Locate Rhode Island Tax Lawyers
In Rhode Island "taxes" are monies taken from persons or corporations by the government, at a rate set by law.
The taxes that Rhode Island collects pay for necessary public services like roads, firefighters, police, courts, schools, and many other benefits that come with living in a modern society.
Everyone who legally resides in Rhode Island is obliged to pay their taxes. If you don't pay the taxes assessed against you, you are committing a significant criminal offense, punishable by jail time and large fines.
Sources of Tax Revenue in Rhode Island
Taxes in Rhode Island can be derived from a large number of different sources, and in different amounts. The most typical sources of tax revenue nationwide are Sales Tax, Income Tax, and Property Tax.
Sales Tax: Most states collect a tax on the sales of goods. In Rhode Island, the sales tax is calculated as a percentage of the sale price of most (but typically not all) items. Technically, the tax is assessed against the sellers of goods. But, the vast majority of vendors pass this tax onto their customers, adding it to the marked price of a product at the point of sale.
Income Tax: Income tax is, as the name implies, a tax on income. Everybody in the U.S., including in Rhode Island, has to pay the federal income tax. Most states also have their own income tax. You are further legally obliged to pay the income tax of your state, though the state income tax rates are considerably lower than the federal rate. The federal tax rate ranges from 10% to 33% of taxable income. Obviously, those with a higher income are taxed at a higher rate, for the most part.

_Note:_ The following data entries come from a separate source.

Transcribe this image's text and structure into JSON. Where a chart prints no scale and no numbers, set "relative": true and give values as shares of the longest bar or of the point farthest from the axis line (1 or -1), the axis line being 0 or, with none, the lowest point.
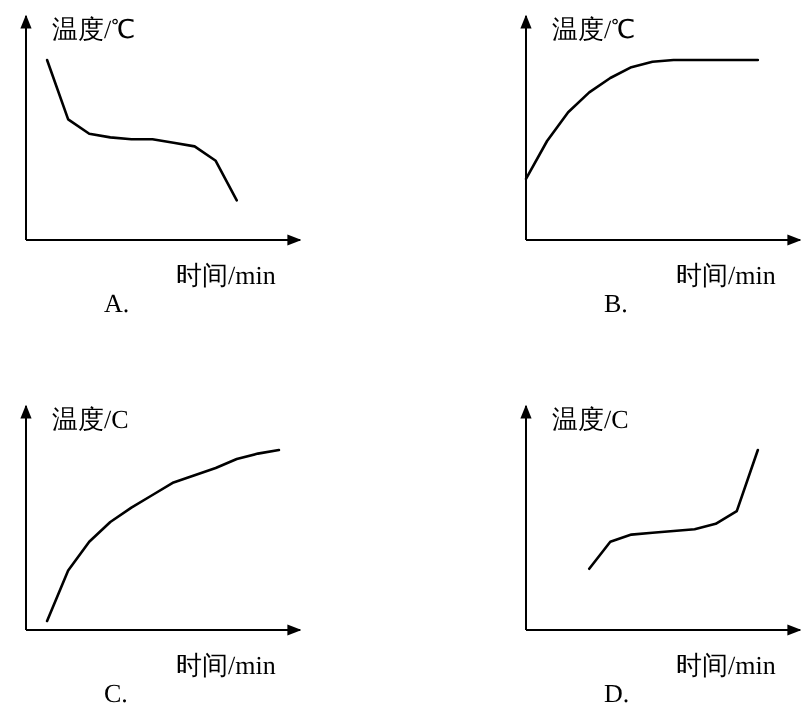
{
  "chart_data": [
    {
      "type": "line",
      "relative": true,
      "ylabel": "温度/℃",
      "xlabel": "时间/min",
      "annotations": [
        "A."
      ],
      "categories": [
        null,
        null,
        null,
        null,
        null,
        null,
        null,
        null,
        null,
        null,
        null,
        null,
        null,
        null
      ],
      "series": [
        {
          "color": "#000000",
          "values": [
            null,
            1,
            0.67,
            0.59,
            0.57,
            0.56,
            0.56,
            0.54,
            0.52,
            0.44,
            0.22,
            null,
            null,
            null
          ]
        }
      ]
    },
    {
      "type": "line",
      "relative": true,
      "ylabel": "温度/℃",
      "xlabel": "时间/min",
      "annotations": [
        "B."
      ],
      "categories": [
        null,
        null,
        null,
        null,
        null,
        null,
        null,
        null,
        null,
        null,
        null,
        null,
        null,
        null
      ],
      "series": [
        {
          "color": "#000000",
          "values": [
            0.34,
            0.55,
            0.71,
            0.82,
            0.9,
            0.96,
            0.99,
            1,
            1,
            1,
            1,
            1,
            null,
            null
          ]
        }
      ]
    },
    {
      "type": "line",
      "relative": true,
      "ylabel": "温度/C",
      "xlabel": "时间/min",
      "annotations": [
        "C."
      ],
      "categories": [
        null,
        null,
        null,
        null,
        null,
        null,
        null,
        null,
        null,
        null,
        null,
        null,
        null,
        null
      ],
      "series": [
        {
          "color": "#000000",
          "values": [
            null,
            0.05,
            0.33,
            0.49,
            0.6,
            0.68,
            0.75,
            0.82,
            0.86,
            0.9,
            0.95,
            0.98,
            1,
            null
          ]
        }
      ]
    },
    {
      "type": "line",
      "relative": true,
      "ylabel": "温度/C",
      "xlabel": "时间/min",
      "annotations": [
        "D."
      ],
      "categories": [
        null,
        null,
        null,
        null,
        null,
        null,
        null,
        null,
        null,
        null,
        null,
        null,
        null,
        null
      ],
      "series": [
        {
          "color": "#000000",
          "values": [
            null,
            null,
            null,
            0.34,
            0.49,
            0.53,
            0.54,
            0.55,
            0.56,
            0.59,
            0.66,
            1,
            null,
            null
          ]
        }
      ]
    }
  ]
}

Property Tax: The property tax in Rhode Island is applied to every owner of real property (land and buildings). The state collects from every property owner a percentage of the property's value, on an annual basis. The state first calculates the value of every piece of property within its territory. It then notifies the owner of this assessment, and sometimes gives them an chance to contest it (apparently, people want their assessed property value to be as low as possible, so it will be subject to the lowest tax possible). Normally, the property tax is paid as a monthly payment, sometimes included in one's mortgage.
How Can A Rhode Island Tax Lawyer Help?
If you participate in the economy of Rhode Island, whether it's by running a business, earning a wage, or owning property, you're likely to have some tax commitments.
Tax law issues in Rhode Island are never simple. In fact, most tax attorneys ONLY practice tax law in Rhode Island, because tax law is so confusing that an attorney pretty much has to specialize in it. This has the benefit of creating a situation where every competent tax attorney is practically an expert in tax law, because they have to be. If you have a problem with your taxes, whether state or federal, it is always a good idea to get some advice from a good Rhode Island tax lawyer.
Interesting Facts About Rhode Island
Rhode Island is situated along the eastern portions of the United States. It has the second highest population density of all U.S. states, although it has the smallest total area. There are no county governments in the state, as Rhode Island is divided into municipalities which oversee government matters for the state's 39 towns and cities.
As one of the older U.S. states, Rhode Island played a major part in the development of early American laws and government structure. Today it is often at the forefront of legal and legislative trends. For example, Rhode Island was the second U.S. state to abolish capital punishment. Out of the 50 states, Rhode Island has one of the most complex body of tax laws.
Rhode Island's highest court divisions are the Supreme Court of Rhode Island and the Superior Court. Below these levels, Rhode Island operates District Courts and Municipal Courts. Rhode Island's judiciary is distinct in that it also has a separate Worker's Compensation Court. Many landmark cases have been heard at Rhode Island's Supreme Court. An important Rhode Island case is Picard v. Barry Pontiac-Buick, Inc. (1995, often cited in law schools as the standard example of battery.
Lawyers in Rhode Island practice law according to strict professional standards and guidelines. This helps to boost the degree of professionalism for Rhode Island lawyers. Continuing Legal Education Programs help attorneys in Rhode Island sharpen their legal skills.